In any case, her embrace of the new has had a salutary effect - in one of those curious twists, Burko's paintings have become increasingly expressionistic and painterly as she has been simultaneously articulating her eye through the clarifying lens of photography.
Her latest photographs, on the ground floor of Locks Gallery, take on some of the subjects she has painted - the lakes, glaciers, and mountains of Montana and Wyoming - but Burko's aerial perspective (she's looking down more than forward, as she does in her paintings) and the cropping of her images make it difficult for viewers to gauge distances, much less determine what their physical relationship might be to the landscape in question. Other than the series' title, the pictures making up "Over Montana Glacier National Park" offer no clues as to where Burko might have been to shoot these discombobulating aerial images. (From a helicopter with its door removed, it turns out.)

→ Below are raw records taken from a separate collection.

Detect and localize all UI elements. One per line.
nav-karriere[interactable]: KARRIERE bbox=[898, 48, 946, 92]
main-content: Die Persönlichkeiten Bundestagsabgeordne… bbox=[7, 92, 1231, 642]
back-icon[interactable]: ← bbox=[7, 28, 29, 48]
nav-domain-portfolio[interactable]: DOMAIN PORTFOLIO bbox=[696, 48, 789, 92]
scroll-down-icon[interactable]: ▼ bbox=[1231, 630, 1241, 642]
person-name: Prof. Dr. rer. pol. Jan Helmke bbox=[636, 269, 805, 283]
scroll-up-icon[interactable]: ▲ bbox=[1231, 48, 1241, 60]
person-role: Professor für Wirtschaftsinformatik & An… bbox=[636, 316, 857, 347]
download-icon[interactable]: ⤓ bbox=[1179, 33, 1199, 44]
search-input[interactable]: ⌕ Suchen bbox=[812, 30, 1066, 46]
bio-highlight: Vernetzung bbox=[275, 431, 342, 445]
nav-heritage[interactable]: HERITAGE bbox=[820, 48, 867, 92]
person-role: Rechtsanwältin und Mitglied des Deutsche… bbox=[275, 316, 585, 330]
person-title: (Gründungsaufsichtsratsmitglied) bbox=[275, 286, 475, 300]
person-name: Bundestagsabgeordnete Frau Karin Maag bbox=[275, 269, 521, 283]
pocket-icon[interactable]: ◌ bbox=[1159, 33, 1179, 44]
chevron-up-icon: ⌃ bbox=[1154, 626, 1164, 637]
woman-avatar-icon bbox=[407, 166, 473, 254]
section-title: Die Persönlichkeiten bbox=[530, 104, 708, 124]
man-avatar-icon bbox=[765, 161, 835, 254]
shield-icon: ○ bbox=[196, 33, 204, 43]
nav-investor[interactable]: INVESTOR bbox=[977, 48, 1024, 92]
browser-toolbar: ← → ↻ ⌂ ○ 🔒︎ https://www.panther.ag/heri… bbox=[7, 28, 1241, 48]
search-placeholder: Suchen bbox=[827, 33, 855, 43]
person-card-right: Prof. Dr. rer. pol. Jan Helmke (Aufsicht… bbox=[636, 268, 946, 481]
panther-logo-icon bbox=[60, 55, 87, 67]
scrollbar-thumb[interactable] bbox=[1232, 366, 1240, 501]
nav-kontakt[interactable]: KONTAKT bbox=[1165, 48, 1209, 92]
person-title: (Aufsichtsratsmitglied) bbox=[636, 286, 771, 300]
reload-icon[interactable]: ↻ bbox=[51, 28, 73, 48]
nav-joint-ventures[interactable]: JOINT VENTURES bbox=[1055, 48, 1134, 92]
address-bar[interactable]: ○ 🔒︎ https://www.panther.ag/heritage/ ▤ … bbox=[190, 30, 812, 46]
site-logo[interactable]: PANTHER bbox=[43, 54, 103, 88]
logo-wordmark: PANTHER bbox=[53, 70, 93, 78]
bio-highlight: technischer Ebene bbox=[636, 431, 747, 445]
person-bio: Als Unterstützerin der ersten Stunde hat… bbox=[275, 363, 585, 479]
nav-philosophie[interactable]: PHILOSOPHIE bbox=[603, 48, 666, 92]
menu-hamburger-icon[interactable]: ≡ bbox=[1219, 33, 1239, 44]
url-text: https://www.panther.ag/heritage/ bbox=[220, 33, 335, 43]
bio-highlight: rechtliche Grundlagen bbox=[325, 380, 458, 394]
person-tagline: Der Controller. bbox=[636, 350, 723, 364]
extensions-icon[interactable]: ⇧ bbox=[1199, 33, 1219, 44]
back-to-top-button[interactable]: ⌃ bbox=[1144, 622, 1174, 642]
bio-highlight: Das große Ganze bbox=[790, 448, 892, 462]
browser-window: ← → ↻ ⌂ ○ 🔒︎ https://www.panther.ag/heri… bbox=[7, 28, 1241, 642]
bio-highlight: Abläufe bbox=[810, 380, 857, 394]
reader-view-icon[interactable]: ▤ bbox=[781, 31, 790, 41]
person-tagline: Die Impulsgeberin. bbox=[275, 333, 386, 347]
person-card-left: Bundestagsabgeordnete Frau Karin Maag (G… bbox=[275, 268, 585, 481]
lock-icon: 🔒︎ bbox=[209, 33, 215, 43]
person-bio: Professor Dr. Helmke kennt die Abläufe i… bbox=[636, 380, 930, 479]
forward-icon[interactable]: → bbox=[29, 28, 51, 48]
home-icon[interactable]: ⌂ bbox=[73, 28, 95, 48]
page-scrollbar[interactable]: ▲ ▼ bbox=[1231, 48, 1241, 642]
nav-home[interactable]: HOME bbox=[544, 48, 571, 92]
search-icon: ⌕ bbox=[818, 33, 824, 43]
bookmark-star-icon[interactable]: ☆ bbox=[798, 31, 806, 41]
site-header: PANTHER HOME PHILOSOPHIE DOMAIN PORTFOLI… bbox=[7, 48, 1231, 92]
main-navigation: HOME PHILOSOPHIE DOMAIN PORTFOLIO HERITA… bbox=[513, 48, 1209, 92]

There are also parallels between Burko's photographic images and other forms of contemporary art and photography that I have never seen in her paintings. For instance, photographs from her "Mid Flight" series, which seem to offer a more straight-ahead perspective than the rest, faintly resemble the female silhouettes and body prints made by Ana Mendieta in sand, mud, and grass, as well as Mendieta's photographs documenting them. Burko's close-up photographs, taken in Bucks County, of the surface of water (which are something of an anomaly in this show, but representative of Burko's more intimate photographs of her everyday surroundings), are slightly reminiscent of the paintings of the British artist Kate Bright, who exhibits with Locks.